Well, someone sent him an old Cray drive pack and enclosure! Fantastic! Only a few problems:
The sound-foam inside had decayed into moving-part-hating dust...
And it was full of spiders...
And also wasps.
No, really. We're utterly, utterly doomed.
I especially enjoy how the URLs in the footnotes are blue and underlined, despite being unclickable.
To put an enticing pull-quotes in here, I'd have to actually re-type them. Forgive me if I don't bother. TL/DR: He couldn't get any of the drive electronics working, and instead built a custom stepper-motor robot to move the read-heads in sub-track increments, then pulled off 8+ analog scans of each track, saved that raw data, and plans to re-digitize it all in software, deciding which streams are the tracks and which are inter-track noise statistically. After that comes the task of trying to turn a set of concentric rings of bits back into a file system.

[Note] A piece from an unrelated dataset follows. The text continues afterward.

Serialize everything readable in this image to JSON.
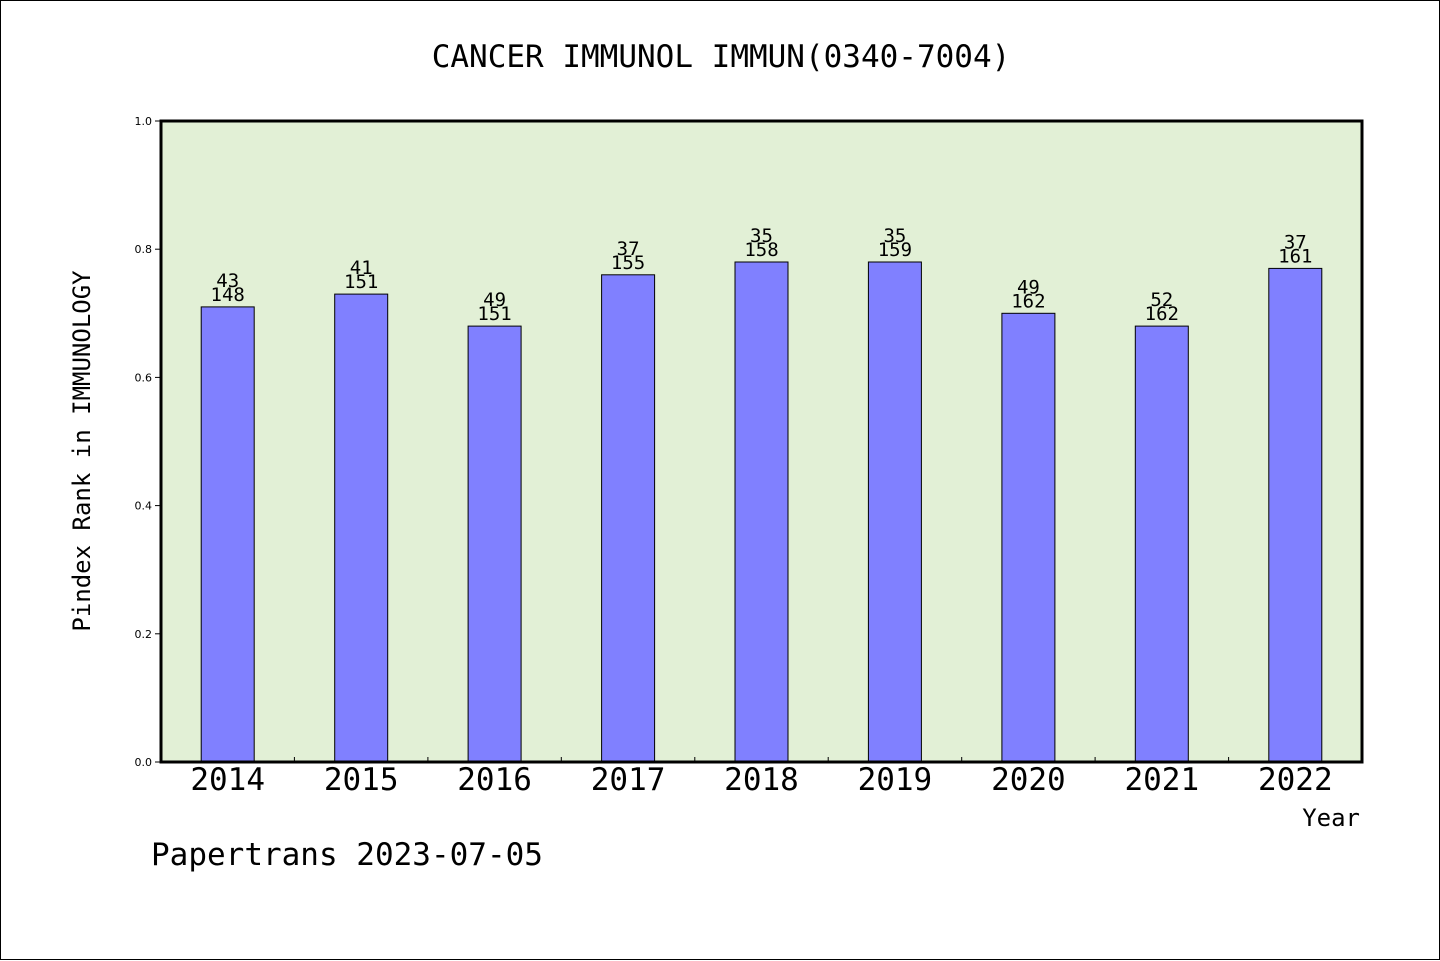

yeah. except for all these other formats : http://www.archive.org/details/2011-cdc-disk-archaeology-fenton
Ah, I didn't see that. That "reader" is still execrable and embarrassing though.
Hey, jwz. Big fan and the guy who wrote the Internet Archive weblog entry.
The PDF online streamer allows a quick and easy preview of endless amounts of scanned materials, most of them long predating PDFs - hence it's a godsend for many of the millions of books at the archive that have been scanned, but less so for more demanding PDFs, which is why, as mentioned above, all the other derivative formats and the original format are preserved as well. I was able to use it to link directly to a specific page within the PDF for people to see without making them download a 6mb PDF and start a reader, and expect it would work on most browsers. But the article also links to the main page as well, because I know dumping people in the middle of the paper wouldn't work for everyone.
Keep on keeping on, and thanks for the mention!
Hey there! I am a big fan of your work!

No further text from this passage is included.